En todos y cada uno de estos casos, y en otros similares, el problema no está en una
elección errónea de los medios, ilegítimos, para conseguir unos fines legítimos, sino en la
reducción a medios de lo que son fines prioritarios, con la consiguiente subversión de la
escala de valores en que ha de basarse cualquier forma de sociedad, sea vasca o española,
socialista o capitalista, parlamentaria o autoritaria. Lo que cabe exigir al nacionalismo
democrático, y al pueblo vasco en general, no es que elijan entre la violencia y el
Estatuto, ya que una y otro son inconmensurables, sino que dejen de buscar y que
rechacen cualesquiera transacciones entre el plano del respeto a la vida y el plano de la
organización de la libertad, rompiendo definitivamente con quienes, en el primero, se
sitúan del lado de la violencia y la muerte. La defensa de la vida es incondicional, y, por
tanto, quien no la haga suya se sitúa en otro bando.

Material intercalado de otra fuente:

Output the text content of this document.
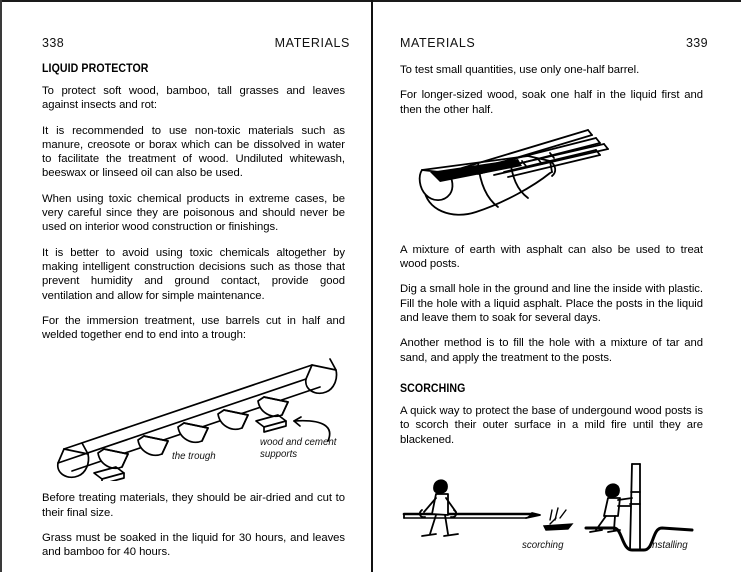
338	MATERIALS
LIQUID PROTECTOR

To protect soft wood, bamboo, tall grasses and leaves against insects and rot:

It is recommended to use non-toxic materials such as manure, creosote or borax which can be dissolved in water to facilitate the treatment of wood. Undiluted whitewash, beeswax or linseed oil can also be used.

When using toxic chemical products in extreme cases, be very careful since they are poisonous and should never be used on interior wood construction or finishings.

It is better to avoid using toxic chemicals altogether by making intelligent construction decisions such as those that prevent humidity and ground contact, provide good ventilation and allow for simple maintenance.

For the immersion treatment, use barrels cut in half and welded together end to end into a trough:

the trough
wood and cement
supports

Before treating materials, they should be air-dried and cut to their final size.

Grass must be soaked in the liquid for 30 hours, and leaves and bamboo for 40 hours.

MATERIALS	339

To test small quantities, use only one-half barrel.

For longer-sized wood, soak one half in the liquid first and then the other half.

A mixture of earth with asphalt can also be used to treat wood posts.

Dig a small hole in the ground and line the inside with plastic. Fill the hole with a liquid asphalt. Place the posts in the liquid and leave them to soak for several days.

Another method is to fill the hole with a mixture of tar and sand, and apply the treatment to the posts.

SCORCHING

A quick way to protect the base of undergound wood posts is to scorch their outer surface in a mild fire until they are blackened.

scorching	installing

Quizá la mejor expresión del equívoco al que me refiero esté en otro pasaje del artículo
de Juan Aranzadi: aquel que afirma la imposibilidad de la equidistancia entre los bandos
por "la superioridad moral de un Estado que ha abolido la pena de muerte sobre una
'organización armada' que mata a quien se le antoja". En sentido estricto, no tengo nada
que objetar a lo que aquí se dice, pero sí a lo que no se dice, pues ese silencio (del que en
realidad no sé si participa o no el autor, pero lo hace otra mucha gente) es la mejor
expresión de lo que podríamos llamar la edad de la inocencia, o, si no se quiere ser tan
amable, del papanatismo de la izquierda frente a ETA (que, para ser sincero, yo también
he padecido). No sólo el Estado que ha abolido la pena capital, sino también el que la
mantiene frente al asesinato por cualesquiera motivos, y hasta el terrorismo de Estado,
son moralmente superiores al terrorismo actual de ETA. Salvo quien piense que, así
como el cristiano debe poner la otra mejilla, el demócrata o el pacifista deben dejarse
matar, se convendrá en que lo único que justifica la muerte del otro es la legítima
defensa. Los problemas de la pena de muerte son muchos (dudas sobre su efectividad
disuasoria, condicionamiento del valor absoluto de la vida como bien a proteger, carácter
de venganza, irreversibilidad en caso de error), pero, aun así, puede concebirse como
una medida de autodefensa por la que la sociedad intenta evitar que el criminal repita su
acción, disuadir de antemano a otros criminales en potencia y disuadir al propio
criminal antes de su acto al anticiparle las peores consecuencias. Por más que puedan
repetir el argumento sus detractores, la sociedad no se pone con ella a la altura del
criminal, sino que se mantiene muy por encima.